/ShapeMol

Shape conditioned diffusion model for small molecule generation and drug design

Primary LanguageJupyter Notebook

(Unofficial Implementation) Equivariant Shape-Guided Diffusion Model for 3D Molecule Generation

Paper

Shape-conditioned 3D Molecule Generation via Equivariant Diffusion Models

Requirements

Python - 3.7.16
RDKit - 2022.9.5
openbabel - 3.0.0
oddt - 0.7
pytorch - 1.11.0 + cuda11.3
pytorch3d - 0.7.1
torch-cluster - 1.6.0
torch-scatter - 2.0.9
torch-geometric - 2.3.0
numpy - 1.21.5
scikit-learn - 1.0.2
scipy - 1.7.2
tqdm
yaml
lmdb

Training

Shape Embedding from SDF

Please use the command below to train the shape autoencoder for shape embeddings:

python -m scripts.train_shapeAE ./config/shape/train_pointcloud_VNDGCNN_hidden128_latent32_signeddist_pc512_shapeAE.yml --logdir <path to save trained models>

Please check the config file "train_pointcloud_VNDGCNN_hidden128_latent32_signeddist_pc512_shapeAE.yml" for available configs.

Please note that if no processed dataset exists in the data directory, the above script will first preprocess the molecules from the training set and save them. The preprocessing of shape dataset can take a few hours. Unfortunately, we are unable to share our processed dataset due to its substantial size of over 20GB.

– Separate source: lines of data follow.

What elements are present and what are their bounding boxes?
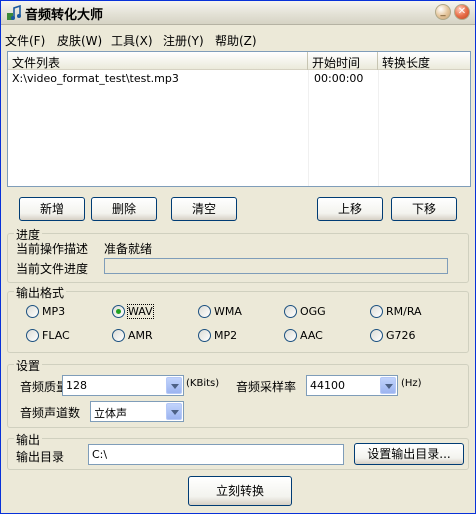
radio-amr[interactable]: [112, 329, 125, 342]
close-icon: ✕: [457, 6, 467, 17]
title-bar[interactable]: 音频转化大师 _ ✕: [1, 1, 475, 25]
menu-register[interactable]: 注册(Y): [163, 32, 204, 49]
output-dir-label: 输出目录: [16, 450, 65, 464]
settings-group: 设置 音频质量 128 (KBits) 音频采样率 44100 (Hz) 音频声…: [7, 357, 469, 428]
chevron-down-icon[interactable]: [166, 377, 182, 394]
samplerate-unit: (Hz): [401, 378, 422, 389]
move-down-button[interactable]: 下移: [391, 197, 457, 221]
column-file-list[interactable]: 文件列表: [8, 52, 308, 70]
settings-title: 设置: [14, 357, 43, 374]
radio-ogg[interactable]: [284, 305, 297, 318]
app-window: 音频转化大师 _ ✕ 文件(F) 皮肤(W) 工具(X) 注册(Y) 帮助(Z)…: [0, 0, 476, 514]
close-button[interactable]: ✕: [454, 4, 470, 20]
column-divider: [378, 70, 379, 186]
current-operation-value: 准备就绪: [104, 242, 153, 256]
chevron-down-icon[interactable]: [166, 403, 182, 420]
window-title: 音频转化大师: [25, 8, 104, 23]
radio-rmra[interactable]: [370, 305, 383, 318]
radio-label-wma[interactable]: WMA: [214, 305, 242, 318]
quality-select[interactable]: 128: [62, 375, 184, 396]
chevron-down-icon[interactable]: [380, 377, 396, 394]
file-list[interactable]: 文件列表 开始时间 转换长度 X:\video_format_test\test…: [7, 51, 471, 187]
radio-flac[interactable]: [26, 329, 39, 342]
radio-aac[interactable]: [284, 329, 297, 342]
radio-label-wav[interactable]: WAV: [127, 304, 154, 319]
radio-label-amr[interactable]: AMR: [128, 329, 153, 342]
clear-button[interactable]: 清空: [171, 197, 237, 221]
menu-bar: 文件(F) 皮肤(W) 工具(X) 注册(Y) 帮助(Z): [1, 29, 475, 49]
file-list-header: 文件列表 开始时间 转换长度: [8, 52, 470, 70]
output-format-title: 输出格式: [14, 284, 67, 301]
file-progress-label: 当前文件进度: [16, 262, 89, 276]
quality-label: 音频质量: [20, 380, 69, 394]
menu-file[interactable]: 文件(F): [5, 32, 45, 49]
quality-value: 128: [66, 379, 87, 392]
column-length[interactable]: 转换长度: [378, 52, 470, 70]
radio-mp2[interactable]: [198, 329, 211, 342]
radio-g726[interactable]: [370, 329, 383, 342]
output-dir-field[interactable]: C:\: [88, 444, 344, 465]
channels-value: 立体声: [94, 407, 127, 420]
delete-button[interactable]: 删除: [91, 197, 157, 221]
radio-label-g726[interactable]: G726: [386, 329, 416, 342]
radio-wav[interactable]: [112, 305, 125, 318]
menu-skin[interactable]: 皮肤(W): [57, 32, 102, 49]
radio-label-mp2[interactable]: MP2: [214, 329, 237, 342]
samplerate-label: 音频采样率: [236, 380, 297, 394]
channels-select[interactable]: 立体声: [90, 401, 184, 422]
progress-group: 进度 当前操作描述 准备就绪 当前文件进度: [7, 226, 469, 283]
radio-mp3[interactable]: [26, 305, 39, 318]
column-divider: [308, 70, 309, 186]
add-button[interactable]: 新增: [19, 197, 85, 221]
row-start-time: 00:00:00: [314, 72, 364, 85]
output-format-group: 输出格式 MP3 WAV WMA OGG RM/RA FLAC AMR MP2 …: [7, 284, 469, 353]
convert-now-button[interactable]: 立刻转换: [188, 476, 292, 506]
radio-label-flac[interactable]: FLAC: [42, 329, 70, 342]
samplerate-select[interactable]: 44100: [306, 375, 398, 396]
radio-label-ogg[interactable]: OGG: [300, 305, 326, 318]
radio-label-mp3[interactable]: MP3: [42, 305, 65, 318]
samplerate-value: 44100: [310, 379, 345, 392]
move-up-button[interactable]: 上移: [317, 197, 383, 221]
file-progress-bar: [104, 258, 448, 274]
quality-unit: (KBits): [186, 378, 220, 389]
minimize-icon: _: [440, 6, 446, 17]
column-start-time[interactable]: 开始时间: [308, 52, 378, 70]
radio-wma[interactable]: [198, 305, 211, 318]
radio-label-aac[interactable]: AAC: [300, 329, 323, 342]
row-file-path: X:\video_format_test\test.mp3: [12, 72, 179, 85]
radio-label-rmra[interactable]: RM/RA: [386, 305, 422, 318]
current-operation-label: 当前操作描述: [16, 242, 89, 256]
output-title: 输出: [14, 431, 43, 448]
channels-label: 音频声道数: [20, 406, 81, 420]
minimize-button[interactable]: _: [435, 4, 451, 20]
set-output-dir-button[interactable]: 设置输出目录...: [354, 443, 464, 465]
app-music-icon: [7, 5, 21, 20]
menu-tools[interactable]: 工具(X): [111, 32, 153, 49]
output-group: 输出 输出目录 C:\ 设置输出目录...: [7, 431, 469, 470]
menu-help[interactable]: 帮助(Z): [215, 32, 257, 49]
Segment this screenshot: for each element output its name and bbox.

Molecule Generative Diffusion model

Please use the command below to train the diffusion model:

python -m scripts.train_diffusion ./config/training/dgcnn_signeddist_512_attention_residue_uniform_pos0_10_pos1.e-7_0.01_6_v001.yml --logdir <path to save trained models>

Same as above, the above script will first preprocess the dataset if no processed dataset exists. Preprocessing the dataset for the diffusion model could take ~15 hours on our GPU. The longer time is mainly due to the prior calculation of shape embeddings using the trained shape model. The size of the processed dataset is ~ 30GB.

If you decide to train the shape embedding model by yourself, please update the path of shape model checkpoint in the config file.

Test

We provided our trained models in the directory "trained_models".

Please use the command below to test the trained diffusion model:

python -m scripts.sample_diffusion ./config/sampling/dgcnn_signeddist_512_attention_residue_uniform_pos0_10_pos1.e-7_0.01_6_v001_noguide.yml --data_id <index of molecule 0-999> --result_path ./result/without_guide/

Here, "data_id" denotes the index of molecules. Please note that lmdb, which we used to save processed dataset, uses string order of indices to reindex the molecules. Please check "index_map.txt" in data directory to find the mapping between the value of data_id and its corresponding index in the test dataset.

Visualization

We also provided a jupyter notebook that could be used to visualize all the generated intermediate molecules.